Araştırmacılar, ASTN2 proteininin serebellum bölgesinde tam olarak nerede işlendiğini anlayabilmek için başlattıkları deneyde, özel bir mikroskopi düzeneği kullandılar. Kullanılan teknik ile bu proteinin, özelikle iletime yardımcı olan proteinlerin sıklıkla yer aldığı nöronlarda bulunduğu ve ASTN2 proteinine bağlanan bir molekül topluluğunun varlığı keşfedilmiş oldu. Bu molekül topluluğu, “bağlanma partnerleri” olarak tanımlandı ve sinaps oluşumundan protein yoluyla iletime kadar birçok sürece dahil olan proteinleri içerdikleri tespit edildi.

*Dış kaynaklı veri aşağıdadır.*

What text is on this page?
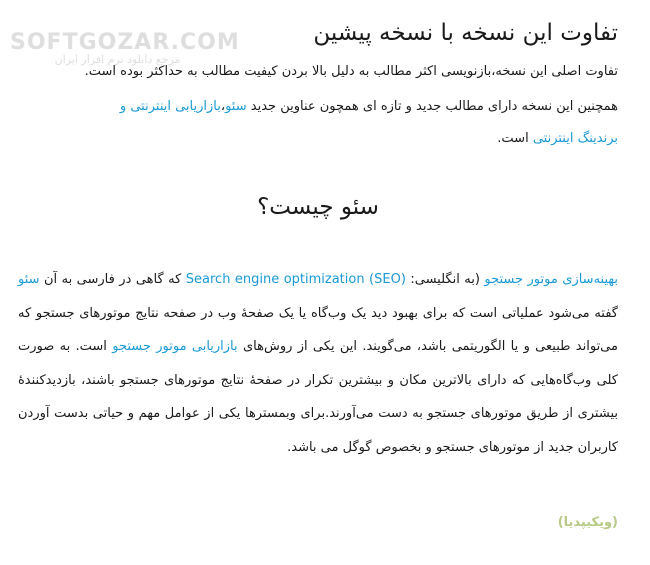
SOFTGOZAR.COM
مرجع دانلود نرم افزار ایران
تفاوت این نسخه با نسخه پیشین

تفاوت اصلی این نسخه،بازنویسی اکثر مطالب به دلیل بالا بردن کیفیت مطالب به حداکثر بوده است.

همچنین این نسخه دارای مطالب جدید و تازه ای همچون عناوین جدید سئو،بازاریابی اینترنتی و
برندینگ اینترنتی است.

سئو چیست؟

بهینه‌سازی موتور جستجو (به انگلیسی: (Search engine optimization (SEO که گاهی در فارسی به آن سئو گفته می‌شود عملیاتی است که برای بهبود دید یک وب‌گاه یا یک صفحهٔ وب در صفحه نتایج موتورهای جستجو که می‌تواند طبیعی و یا الگوریتمی باشد، می‌گویند. این یکی از روش‌های بازاریابی موتور جستجو است. به صورت کلی وب‌گاه‌هایی که دارای بالاترین مکان و بیشترین تکرار در صفحهٔ نتایج موتورهای جستجو باشند، بازدیدکنندهٔ بیشتری از طریق موتورهای جستجو به دست می‌آورند.برای وبمسترها یکی از عوامل مهم و حیاتی بدست آوردن کاربران جدید از موتورهای جستجو و بخصوص گوگل می باشد.

(ویکیپدیا)
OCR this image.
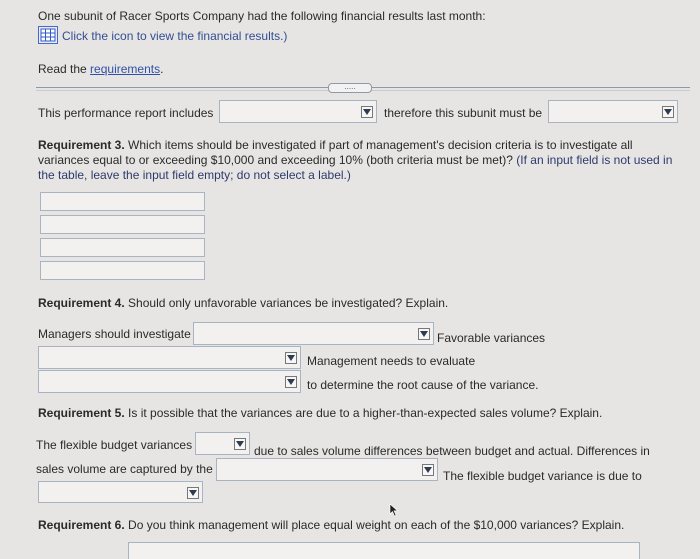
One subunit of Racer Sports Company had the following financial results last month:
Click the icon to view the financial results.)
Read the requirements.
.....
This performance report includes	therefore this subunit must be
Requirement 3. Which items should be investigated if part of management's decision criteria is to investigate all
variances equal to or exceeding $10,000 and exceeding 10% (both criteria must be met)? (If an input field is not used in
the table, leave the input field empty; do not select a label.)
Requirement 4. Should only unfavorable variances be investigated? Explain.
Managers should investigate	Favorable variances
Management needs to evaluate
to determine the root cause of the variance.
Requirement 5. Is it possible that the variances are due to a higher-than-expected sales volume? Explain.
The flexible budget variances	due to sales volume differences between budget and actual. Differences in
sales volume are captured by the	The flexible budget variance is due to
Requirement 6. Do you think management will place equal weight on each of the $10,000 variances? Explain.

Araştırmacılar; nöronlardaki ASTN2 ekspresyonunu artırdıklarında, bağlanma partnerlerinin seviyelerinin azaldığını ve ASTN2 proteininin bağlanma partnerleri ile bağ kurarak hücrelerdeki bozulmayı önlemek için bu proteinleri hücre membranından uzaklaştırdıklarını ortaya çıkardılar. Duke Üniversitesi’nden araştırmacılarla birlikte çalışan biliminsanları, ASTN2 seviyesi yükseltilmiş hücrelerin daha güçlü sinapslar oluşturduğunu da gözlemlediler. Araştırmacılar, azalan ASTN2 seviyesinin beyinde zıt etki oluşturduğunu düşündüklerini, çalışmaların bu yönlü devam edeceğini ifade ettiler.
‘Beyinciğin, biliş ve dilde çok daha karmaşık rolleri bulunuyor’
Çalışmanın yürütücülerinden Behesti, “Verilerimiz ASTN2’de mutasyona sahip olan nöronların, bağlanma proteinlerini daha az ürettiğini ve bu durumun, daha yavaş veya daha zayıf bağlantılara yol açtığını gösteriyor” açıklamalarında bulunarak yeterli ASTN2 proteininin olmadığı koşullarda; bağlanma proteinlerinin hücre yüzeyinden atılamadığını, burada biriktiğini ve hücreler arasındaki iletişimin engellendiğini ifade etti.
Behesti, “Sinapslar durağan değil. Gerçek zamanlı olarak dinamik uyaranlara cevap vermeleri gerekiyor ve bunu yapmanın yollarından biri de yüzey proteinlerini değiştirmek oluyor” açıklamalarında bulunarak yüzey proteinlerinin ne kadar önemli olduklarının altını çizdi.
Hatten ise, çalışmanın işaret ettiği farklı bir noktaya değinerek, “İnsanlar, beyinciğin sadece hareket ve motor kabiliyetlerinin kontrol noktası olmadığını fark etmeye başladılar. Beyinciğin, biliş ve dilde çok daha karmaşık rolleri bulunuyor” açıklamalarında bulundu.